= The Spectator Bird =

1976 novel by Wallace Stegner

First edition cover

The Spectator Bird is a 1976 novel by Wallace Stegner. It won the National Book Award for Fiction in 1977, one of the two most prestigious literary awards in the United States.

The book tells the story of retired literary agent Joe Allston, who receives a postcard from an old friend, a Danish countess named Astrid. Joe initially hides the postcard from his wife, Ruth. However, he soon reveals to her not only its existence but that of a diary Joe kept twenty years before, when Joe and Ruth met Astrid while visiting Denmark. The Allstons took the trip in the wake of the death of their only child, Curtis, with whom Joe fought constantly.

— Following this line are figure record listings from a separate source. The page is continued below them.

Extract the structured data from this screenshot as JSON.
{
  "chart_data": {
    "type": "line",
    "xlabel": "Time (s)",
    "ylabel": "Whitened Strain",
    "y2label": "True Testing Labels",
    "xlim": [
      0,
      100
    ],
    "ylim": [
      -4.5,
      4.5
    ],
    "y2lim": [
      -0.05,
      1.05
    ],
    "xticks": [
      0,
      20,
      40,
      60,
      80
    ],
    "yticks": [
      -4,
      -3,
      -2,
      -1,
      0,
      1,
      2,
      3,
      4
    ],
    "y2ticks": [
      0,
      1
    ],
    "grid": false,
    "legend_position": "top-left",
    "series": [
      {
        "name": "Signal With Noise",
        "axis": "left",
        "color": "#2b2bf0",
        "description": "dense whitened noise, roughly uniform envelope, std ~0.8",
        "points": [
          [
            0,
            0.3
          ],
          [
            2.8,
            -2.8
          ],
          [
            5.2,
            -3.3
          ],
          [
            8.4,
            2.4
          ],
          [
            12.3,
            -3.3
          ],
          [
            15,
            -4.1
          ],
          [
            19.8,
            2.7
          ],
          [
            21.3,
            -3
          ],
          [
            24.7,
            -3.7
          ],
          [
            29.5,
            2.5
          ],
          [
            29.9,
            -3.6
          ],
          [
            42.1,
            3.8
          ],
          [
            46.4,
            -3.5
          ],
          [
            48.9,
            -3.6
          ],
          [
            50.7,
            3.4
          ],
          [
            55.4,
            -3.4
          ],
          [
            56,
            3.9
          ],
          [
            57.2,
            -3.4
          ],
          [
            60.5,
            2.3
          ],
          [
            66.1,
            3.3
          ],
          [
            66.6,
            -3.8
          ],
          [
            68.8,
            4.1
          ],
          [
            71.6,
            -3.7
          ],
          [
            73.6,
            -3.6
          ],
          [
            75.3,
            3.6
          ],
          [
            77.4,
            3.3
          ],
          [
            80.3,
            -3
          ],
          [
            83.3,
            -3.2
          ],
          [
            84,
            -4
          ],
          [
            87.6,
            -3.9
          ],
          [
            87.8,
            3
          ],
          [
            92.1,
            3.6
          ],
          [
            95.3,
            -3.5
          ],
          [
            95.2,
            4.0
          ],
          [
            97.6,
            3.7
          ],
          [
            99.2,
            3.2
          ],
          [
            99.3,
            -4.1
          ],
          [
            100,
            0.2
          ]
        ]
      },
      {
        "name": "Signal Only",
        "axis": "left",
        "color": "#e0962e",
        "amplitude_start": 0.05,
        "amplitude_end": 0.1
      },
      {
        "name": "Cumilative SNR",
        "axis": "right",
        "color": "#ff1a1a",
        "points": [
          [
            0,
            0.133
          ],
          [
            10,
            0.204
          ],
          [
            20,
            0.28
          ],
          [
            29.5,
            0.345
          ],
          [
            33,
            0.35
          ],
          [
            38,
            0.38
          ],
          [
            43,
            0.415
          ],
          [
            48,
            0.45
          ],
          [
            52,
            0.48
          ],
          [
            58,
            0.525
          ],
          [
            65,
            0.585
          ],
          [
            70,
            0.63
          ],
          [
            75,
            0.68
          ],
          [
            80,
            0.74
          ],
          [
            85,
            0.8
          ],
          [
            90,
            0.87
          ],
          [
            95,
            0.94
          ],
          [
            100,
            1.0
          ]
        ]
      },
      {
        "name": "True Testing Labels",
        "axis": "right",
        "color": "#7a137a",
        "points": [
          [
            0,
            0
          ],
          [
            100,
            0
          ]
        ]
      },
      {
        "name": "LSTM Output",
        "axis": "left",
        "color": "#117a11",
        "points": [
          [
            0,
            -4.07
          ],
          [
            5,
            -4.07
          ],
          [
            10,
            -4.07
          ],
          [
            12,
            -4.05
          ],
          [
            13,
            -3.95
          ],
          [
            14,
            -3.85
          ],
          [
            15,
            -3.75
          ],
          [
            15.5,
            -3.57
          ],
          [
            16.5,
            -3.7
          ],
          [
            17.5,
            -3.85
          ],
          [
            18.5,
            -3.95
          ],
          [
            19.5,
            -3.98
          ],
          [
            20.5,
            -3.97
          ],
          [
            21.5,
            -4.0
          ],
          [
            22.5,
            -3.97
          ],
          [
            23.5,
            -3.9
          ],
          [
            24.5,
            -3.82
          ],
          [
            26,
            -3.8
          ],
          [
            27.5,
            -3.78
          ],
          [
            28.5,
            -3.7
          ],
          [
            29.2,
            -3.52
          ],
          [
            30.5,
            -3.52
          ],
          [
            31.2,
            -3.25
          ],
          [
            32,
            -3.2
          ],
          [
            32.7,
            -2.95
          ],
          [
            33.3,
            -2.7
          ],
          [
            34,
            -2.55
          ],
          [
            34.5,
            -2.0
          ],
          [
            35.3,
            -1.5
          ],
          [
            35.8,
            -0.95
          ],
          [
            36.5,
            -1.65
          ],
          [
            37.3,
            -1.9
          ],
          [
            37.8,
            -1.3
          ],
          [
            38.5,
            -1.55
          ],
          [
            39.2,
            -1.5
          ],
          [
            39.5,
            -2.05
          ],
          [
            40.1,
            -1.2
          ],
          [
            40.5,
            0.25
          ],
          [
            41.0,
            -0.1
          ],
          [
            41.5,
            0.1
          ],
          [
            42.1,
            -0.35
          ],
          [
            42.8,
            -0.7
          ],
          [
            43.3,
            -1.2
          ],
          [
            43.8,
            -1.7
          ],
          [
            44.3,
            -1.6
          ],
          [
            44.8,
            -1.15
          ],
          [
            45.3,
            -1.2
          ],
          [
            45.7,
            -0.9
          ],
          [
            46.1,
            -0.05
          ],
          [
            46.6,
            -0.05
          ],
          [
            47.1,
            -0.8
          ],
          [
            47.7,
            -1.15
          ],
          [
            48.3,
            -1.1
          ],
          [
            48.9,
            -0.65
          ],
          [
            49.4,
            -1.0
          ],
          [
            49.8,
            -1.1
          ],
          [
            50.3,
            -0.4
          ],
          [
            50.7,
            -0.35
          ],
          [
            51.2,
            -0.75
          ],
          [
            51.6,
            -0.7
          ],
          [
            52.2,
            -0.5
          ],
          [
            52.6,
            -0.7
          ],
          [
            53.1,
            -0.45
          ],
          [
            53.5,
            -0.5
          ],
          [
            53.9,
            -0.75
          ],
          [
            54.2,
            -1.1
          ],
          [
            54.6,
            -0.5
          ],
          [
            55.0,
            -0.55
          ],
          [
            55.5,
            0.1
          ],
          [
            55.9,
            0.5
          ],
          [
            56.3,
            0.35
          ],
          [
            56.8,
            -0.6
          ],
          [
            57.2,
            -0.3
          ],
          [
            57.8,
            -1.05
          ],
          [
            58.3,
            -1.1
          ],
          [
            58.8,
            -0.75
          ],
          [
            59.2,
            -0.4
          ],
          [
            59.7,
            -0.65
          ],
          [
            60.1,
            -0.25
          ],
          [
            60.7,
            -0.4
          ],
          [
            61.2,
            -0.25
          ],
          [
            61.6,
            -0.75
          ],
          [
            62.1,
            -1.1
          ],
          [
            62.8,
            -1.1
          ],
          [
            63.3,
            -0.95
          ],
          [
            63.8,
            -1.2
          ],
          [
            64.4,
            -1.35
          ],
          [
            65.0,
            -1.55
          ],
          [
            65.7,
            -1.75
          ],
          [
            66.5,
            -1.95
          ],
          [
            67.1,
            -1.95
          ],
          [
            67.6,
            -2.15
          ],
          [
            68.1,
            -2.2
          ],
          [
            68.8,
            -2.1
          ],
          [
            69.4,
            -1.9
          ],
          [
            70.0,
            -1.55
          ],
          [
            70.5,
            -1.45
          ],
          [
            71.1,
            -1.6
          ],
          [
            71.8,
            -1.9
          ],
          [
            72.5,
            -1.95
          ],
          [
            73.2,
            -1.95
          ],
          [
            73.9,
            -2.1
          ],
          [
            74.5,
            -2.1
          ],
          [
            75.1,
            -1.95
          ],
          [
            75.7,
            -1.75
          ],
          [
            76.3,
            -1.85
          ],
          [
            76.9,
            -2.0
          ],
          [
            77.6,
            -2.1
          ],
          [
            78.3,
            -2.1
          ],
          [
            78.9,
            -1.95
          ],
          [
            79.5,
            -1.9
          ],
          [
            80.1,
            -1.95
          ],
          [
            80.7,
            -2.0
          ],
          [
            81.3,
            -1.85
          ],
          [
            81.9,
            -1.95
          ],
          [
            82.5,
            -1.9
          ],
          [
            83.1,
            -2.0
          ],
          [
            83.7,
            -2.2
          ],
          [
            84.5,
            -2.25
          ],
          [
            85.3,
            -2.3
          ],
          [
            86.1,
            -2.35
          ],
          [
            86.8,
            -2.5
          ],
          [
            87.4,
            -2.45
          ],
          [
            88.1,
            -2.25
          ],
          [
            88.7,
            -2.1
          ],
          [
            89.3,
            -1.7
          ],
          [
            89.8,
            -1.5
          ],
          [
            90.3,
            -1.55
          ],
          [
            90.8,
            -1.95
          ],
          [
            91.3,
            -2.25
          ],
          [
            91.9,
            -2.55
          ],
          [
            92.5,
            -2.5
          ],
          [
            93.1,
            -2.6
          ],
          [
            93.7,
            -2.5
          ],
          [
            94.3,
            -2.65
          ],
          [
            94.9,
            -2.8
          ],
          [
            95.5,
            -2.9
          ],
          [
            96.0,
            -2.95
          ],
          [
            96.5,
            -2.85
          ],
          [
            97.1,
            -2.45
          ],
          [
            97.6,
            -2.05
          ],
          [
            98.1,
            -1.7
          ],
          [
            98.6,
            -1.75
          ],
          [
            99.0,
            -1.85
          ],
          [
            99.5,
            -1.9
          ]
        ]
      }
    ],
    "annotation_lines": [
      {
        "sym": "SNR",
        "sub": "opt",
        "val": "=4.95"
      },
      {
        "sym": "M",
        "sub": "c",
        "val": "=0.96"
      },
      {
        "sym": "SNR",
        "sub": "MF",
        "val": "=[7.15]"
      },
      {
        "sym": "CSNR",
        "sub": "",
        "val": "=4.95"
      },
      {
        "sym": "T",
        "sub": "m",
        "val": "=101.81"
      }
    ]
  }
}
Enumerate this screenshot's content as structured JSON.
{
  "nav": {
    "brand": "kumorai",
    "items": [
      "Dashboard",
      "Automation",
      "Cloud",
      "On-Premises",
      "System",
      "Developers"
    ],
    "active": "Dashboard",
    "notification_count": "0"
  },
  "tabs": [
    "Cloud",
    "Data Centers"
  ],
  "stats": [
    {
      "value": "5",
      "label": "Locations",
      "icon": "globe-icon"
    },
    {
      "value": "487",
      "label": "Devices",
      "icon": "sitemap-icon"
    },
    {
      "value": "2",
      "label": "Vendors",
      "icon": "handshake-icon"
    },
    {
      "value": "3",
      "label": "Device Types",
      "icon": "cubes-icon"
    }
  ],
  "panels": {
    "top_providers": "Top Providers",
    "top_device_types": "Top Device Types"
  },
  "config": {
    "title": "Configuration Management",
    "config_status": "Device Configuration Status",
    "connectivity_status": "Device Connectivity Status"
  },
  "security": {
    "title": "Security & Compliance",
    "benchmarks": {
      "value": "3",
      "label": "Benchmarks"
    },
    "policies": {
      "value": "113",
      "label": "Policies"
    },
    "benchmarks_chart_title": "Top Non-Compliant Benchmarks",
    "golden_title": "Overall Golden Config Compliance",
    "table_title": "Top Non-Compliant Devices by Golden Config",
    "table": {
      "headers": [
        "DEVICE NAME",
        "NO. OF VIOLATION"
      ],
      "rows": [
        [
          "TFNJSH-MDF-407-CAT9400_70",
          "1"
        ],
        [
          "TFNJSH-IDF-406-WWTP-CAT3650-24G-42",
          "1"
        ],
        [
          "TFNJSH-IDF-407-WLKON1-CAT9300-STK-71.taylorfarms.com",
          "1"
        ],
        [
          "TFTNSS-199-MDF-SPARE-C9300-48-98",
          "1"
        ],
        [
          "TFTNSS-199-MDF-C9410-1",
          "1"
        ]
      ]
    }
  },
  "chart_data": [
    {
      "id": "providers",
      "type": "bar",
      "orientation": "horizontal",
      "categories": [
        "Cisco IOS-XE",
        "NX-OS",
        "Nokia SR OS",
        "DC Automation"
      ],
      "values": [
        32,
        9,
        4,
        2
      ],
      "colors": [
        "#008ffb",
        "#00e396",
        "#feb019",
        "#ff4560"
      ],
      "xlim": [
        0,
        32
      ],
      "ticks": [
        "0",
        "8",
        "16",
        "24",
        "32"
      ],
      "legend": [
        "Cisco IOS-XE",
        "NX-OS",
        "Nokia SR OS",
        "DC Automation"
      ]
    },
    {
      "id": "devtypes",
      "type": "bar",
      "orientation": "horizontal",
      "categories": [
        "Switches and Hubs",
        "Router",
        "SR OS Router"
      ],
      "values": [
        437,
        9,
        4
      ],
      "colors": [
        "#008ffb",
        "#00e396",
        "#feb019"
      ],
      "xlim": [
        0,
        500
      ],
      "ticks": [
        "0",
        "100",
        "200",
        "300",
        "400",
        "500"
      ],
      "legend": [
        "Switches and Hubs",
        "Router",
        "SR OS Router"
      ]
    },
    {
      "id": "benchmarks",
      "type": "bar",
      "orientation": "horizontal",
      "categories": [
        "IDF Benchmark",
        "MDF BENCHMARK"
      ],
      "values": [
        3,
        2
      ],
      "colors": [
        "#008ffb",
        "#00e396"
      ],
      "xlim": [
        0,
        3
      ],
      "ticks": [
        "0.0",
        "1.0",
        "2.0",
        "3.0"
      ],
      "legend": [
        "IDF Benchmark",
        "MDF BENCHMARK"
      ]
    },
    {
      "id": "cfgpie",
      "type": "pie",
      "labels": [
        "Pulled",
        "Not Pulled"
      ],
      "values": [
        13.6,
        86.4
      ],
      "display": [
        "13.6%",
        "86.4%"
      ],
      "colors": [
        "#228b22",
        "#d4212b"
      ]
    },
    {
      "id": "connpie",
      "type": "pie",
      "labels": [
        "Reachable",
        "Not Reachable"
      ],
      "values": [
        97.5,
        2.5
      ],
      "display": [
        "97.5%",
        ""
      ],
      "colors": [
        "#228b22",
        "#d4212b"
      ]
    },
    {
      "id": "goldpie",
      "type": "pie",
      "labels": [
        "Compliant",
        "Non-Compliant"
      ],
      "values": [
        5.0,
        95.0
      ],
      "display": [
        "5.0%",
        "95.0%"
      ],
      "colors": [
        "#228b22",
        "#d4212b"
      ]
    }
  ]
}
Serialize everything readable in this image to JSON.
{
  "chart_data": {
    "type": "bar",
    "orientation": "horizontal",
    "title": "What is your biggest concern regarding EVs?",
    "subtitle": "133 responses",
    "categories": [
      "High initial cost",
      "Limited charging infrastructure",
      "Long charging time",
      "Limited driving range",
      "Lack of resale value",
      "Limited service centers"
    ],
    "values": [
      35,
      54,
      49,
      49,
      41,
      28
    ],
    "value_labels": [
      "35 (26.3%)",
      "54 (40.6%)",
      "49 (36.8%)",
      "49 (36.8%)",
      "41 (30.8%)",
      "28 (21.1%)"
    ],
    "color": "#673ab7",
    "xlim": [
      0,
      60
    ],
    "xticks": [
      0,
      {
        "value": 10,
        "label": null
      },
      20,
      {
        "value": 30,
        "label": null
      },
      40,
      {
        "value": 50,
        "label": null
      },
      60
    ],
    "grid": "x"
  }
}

Stegner moves the novel's narration back and forth between the present day, as Joe struggles with the physical and emotional degradations of older age, and Denmark, where Joe and Ruth get caught up in the strange, almost Gothic world of Astrid and her ostracized aristocratic family. It transpires that Joe became romantically involved with Astrid—to what degree Ruth hopes to find out—and still has unresolved feelings about her. The novel is both an intriguing, witty observation of Americans returning to the "old country" during post-World War II Europe, as well as a deep meditation on the blessings and frustrations of a long marriage.